Hayati Olğar

Transmission problems for the Sturm-Liouville equation involving an abstract linear operator

The goal of this paper is to study a Sturm-Liouville problem with discontinuities in the case when an eigenparameter appears not only in the differential equation but also in one of the transmission conditions. Moreover, the equation contains an abstract linear operator. We establish such properties as isomorphism, coercive solvability and prove the discreteness of the spectrum. Finally we investigate an asymptotic behavior of the eigenvalues.

Some properties of eigenvalues and generalized eigenvectors of one boundary-value problem

We investigate a discontinuous boundary value problem which consists of a Sturm-Liouville equation with piece-wise continuous potential together with eigenparameter-dependent boundary conditions and supplementary transmission conditions. We establish some spectral properties of the considered problem. In particular it is shown that the generalized eigen-functions form a Riesz basis of the adequate Hilbert space.

Generalized eigenfunctions of one Sturm-Liouville system with symmetric jump conditions

The aim of this study is to investigate one discontinuous Sturm-Liouville problem with eigenparameter appearing in the boundary-transmission conditions. We esthabilish some spectral properties for the considered problem in suitable Sobolev spaces. The main result of this study state that the system of generalized eigenfunctions form a Riesz basis of the appropriate Hilbert space.

Riesz basis property of weak eigenfunctions for boundary-value problem with discontinuities at two interior points

We investigate one discontinuous boundary value problem which consist of a Sturm-Liouville equation with piecewise continuous potential together with eigenparameter-dependent boundary conditions and four supplementary transmission conditions. We establish some spectral properties of the considered problem. For the problem under consideration we define a new concept so-called weak eigenfunctions which is an extension of a classical eigenfunction and prove that the system of weak eigen-functions form a Riesz basis of the appropriate Hilbert space for the modified Lebesgue space.

Coercive solvability of two-interval Sturm-Liouville problems with abstract linear operator

In this paper we focus our attention on a new type nonhomogeneous Sturm-Liouville systems with abstract linear operator contained in the equation. A different approach is used here for investigation such important properties as topological isomorphism and coercive solvability. Moreover we prove that the corresponding resolvent operator is compact in a suitable Hilbert space.

Positiveness of second order differential operators with interior singularity

The main goal of this study is to provide an operator-theoretic framework for the investigation of discontinuous Sturm-Liouville problems with eigenparameter appearing in the boundary conditions. We introduce some self-adjoint compact operators in suitable Sobolev spaces such a way that the considered problem can be reduced to an operator-pencil equation. We define a new concept so-called generalized eigenfunctions and prove positiveness of operator-pencil corresponding to the considered problem.

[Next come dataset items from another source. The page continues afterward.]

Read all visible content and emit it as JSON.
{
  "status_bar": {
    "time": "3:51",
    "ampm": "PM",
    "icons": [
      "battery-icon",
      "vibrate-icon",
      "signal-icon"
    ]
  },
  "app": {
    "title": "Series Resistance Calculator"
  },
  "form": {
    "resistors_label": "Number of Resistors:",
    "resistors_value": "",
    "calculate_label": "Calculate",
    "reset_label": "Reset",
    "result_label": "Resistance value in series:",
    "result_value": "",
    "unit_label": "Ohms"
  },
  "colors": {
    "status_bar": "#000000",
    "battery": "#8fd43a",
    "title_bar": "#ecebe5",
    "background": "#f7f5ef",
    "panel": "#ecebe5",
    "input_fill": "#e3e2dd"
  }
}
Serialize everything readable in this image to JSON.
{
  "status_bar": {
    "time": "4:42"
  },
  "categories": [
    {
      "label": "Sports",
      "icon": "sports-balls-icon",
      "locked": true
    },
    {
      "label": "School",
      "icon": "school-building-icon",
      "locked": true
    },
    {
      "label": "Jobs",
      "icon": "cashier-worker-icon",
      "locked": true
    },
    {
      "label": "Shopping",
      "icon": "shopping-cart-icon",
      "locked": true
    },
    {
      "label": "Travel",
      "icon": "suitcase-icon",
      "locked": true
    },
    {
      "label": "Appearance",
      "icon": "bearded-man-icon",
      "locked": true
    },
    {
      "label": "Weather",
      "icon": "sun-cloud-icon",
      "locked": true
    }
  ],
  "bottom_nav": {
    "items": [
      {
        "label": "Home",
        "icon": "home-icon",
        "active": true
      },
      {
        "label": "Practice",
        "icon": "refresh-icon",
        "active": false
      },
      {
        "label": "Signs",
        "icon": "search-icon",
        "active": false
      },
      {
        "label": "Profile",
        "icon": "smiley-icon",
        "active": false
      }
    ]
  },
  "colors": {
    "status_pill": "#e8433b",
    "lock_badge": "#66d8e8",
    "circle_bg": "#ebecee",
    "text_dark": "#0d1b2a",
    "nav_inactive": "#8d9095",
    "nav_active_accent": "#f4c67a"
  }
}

Spectrum of one BVP with discontinuities and spectral parameter in the boundary conditions

The aim this of paper is to investigate the spectral problem for the equation −(pu′)′(x) + q(x)u(x) = λu(x), under eigen-dependent boundary conditions and supplementary transmission conditions at finite number interior points. By modifying some techniques of classical Sturm-Liouville theory and suggesting own approaches we esthabilish some properties of the eigenvalues and eigenfunction.